When Kew entered the dining room with Kathie Travis on his arm, Griselda knew what that something was. She knew with such certainty that there was no amazement in her at Kew being there, nor at Kathie being with him, not even at Sergei Vironova following sadly in their wake.
Con saw them, too. He laid his fingers on Dare's arm and shouted, "Look what's here!"
Dare put her other hand on Albert George's red-haired wrist. "There's Kew Brent and Kathie Travis. Shall they join us?"
Griselda was certain this had been staged. More than ever she resented being on the outside, being relegated to busboy intelligence. She knew wheels within wheels were revolving, revolving with rapidity and precision; she didn't like not knowing the motive nor the goal. It left her nerves too tight for comfort.
Dare signaled, crying, "I didn't dream you were coming over, Kew. Why didn't you tell me? And you, Mrs. Travis. Of course you'll join us."
She made introductions. Sergei Vironova stood back, wetting his sad lips. Kew remembered him, "You know Vironova, Dare, the director."

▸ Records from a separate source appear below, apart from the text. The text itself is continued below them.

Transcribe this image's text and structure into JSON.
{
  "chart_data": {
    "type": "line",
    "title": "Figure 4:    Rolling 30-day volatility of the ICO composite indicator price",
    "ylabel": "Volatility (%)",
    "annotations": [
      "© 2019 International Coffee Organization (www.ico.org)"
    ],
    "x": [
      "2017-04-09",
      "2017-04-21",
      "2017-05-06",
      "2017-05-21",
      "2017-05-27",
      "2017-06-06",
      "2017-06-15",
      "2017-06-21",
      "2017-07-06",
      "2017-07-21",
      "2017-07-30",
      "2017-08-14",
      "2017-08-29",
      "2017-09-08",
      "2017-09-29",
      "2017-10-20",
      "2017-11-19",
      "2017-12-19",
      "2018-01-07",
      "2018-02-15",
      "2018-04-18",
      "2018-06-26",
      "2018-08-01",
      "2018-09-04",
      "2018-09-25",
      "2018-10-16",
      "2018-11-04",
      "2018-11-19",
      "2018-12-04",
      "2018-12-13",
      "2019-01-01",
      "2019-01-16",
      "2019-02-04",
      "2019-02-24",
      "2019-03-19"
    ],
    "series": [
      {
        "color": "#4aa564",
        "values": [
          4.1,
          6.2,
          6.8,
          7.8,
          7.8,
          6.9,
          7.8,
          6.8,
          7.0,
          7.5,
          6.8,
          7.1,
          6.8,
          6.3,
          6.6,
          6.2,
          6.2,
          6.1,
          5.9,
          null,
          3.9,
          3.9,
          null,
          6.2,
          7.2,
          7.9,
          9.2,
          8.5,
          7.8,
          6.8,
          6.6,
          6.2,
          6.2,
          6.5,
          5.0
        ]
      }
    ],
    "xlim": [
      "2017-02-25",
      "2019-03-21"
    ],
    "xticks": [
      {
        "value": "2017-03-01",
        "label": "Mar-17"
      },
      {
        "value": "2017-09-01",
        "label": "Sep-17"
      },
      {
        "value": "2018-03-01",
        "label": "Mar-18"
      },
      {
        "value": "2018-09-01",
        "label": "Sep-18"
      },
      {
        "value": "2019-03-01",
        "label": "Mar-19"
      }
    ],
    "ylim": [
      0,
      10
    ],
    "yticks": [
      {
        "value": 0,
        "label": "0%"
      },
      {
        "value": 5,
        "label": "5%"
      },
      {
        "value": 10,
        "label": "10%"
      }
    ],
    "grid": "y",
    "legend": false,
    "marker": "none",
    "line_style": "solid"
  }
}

She broke in, "How d'you do," as if not interested but her eyes measured him. Albert George was curt to the little Russian. Sergei knew it. He cringed. But he had accomplished what he was here to accomplish. He wedged in now beside Con, made his chair closer than need be. He was afraid of Albert George. He glanced in the major's direction and quickly again at Con's shoulders as if these were bodyguard. Con ignored him.
Griselda sat quietly in that group encircling the table of shining glass and silver and white napery, her scalp prickling. She knew that she was dining with Death. She was conscious of only one person, the reason that each of the others was present. He bulked there, certain of himself and his power.
Why was Kew here? Was it to give Kathie a taste of the luxury that grimly, sweetly, she was determined to attain? Would he do that much for a woman? Or had he brought Kathie to deliver her over to Major Pembrooke for some unknown purpose?
She heard him say, "Mrs. Travis's husband is Lieutenant Travis, Major."
The silence was brief but it was pregnant. Unconsciously Griselda glimpsed over her shoulder for a hovering Chang Smithery. He alone was missing.
Kew's repetition was distinct. "Lieutenant Walker Travis of the
Antarctica."
Major Pembrooke laughed. "Indeed!" His laugh didn't belong to him; it was pleasant, disarming. He seemed to thaw all at once but it was mere external radiance. There was still the mouth, the icy brain beneath the suddenly warm face. "Where is the lieutenant tonight, Mrs. Travis? Could he join us?"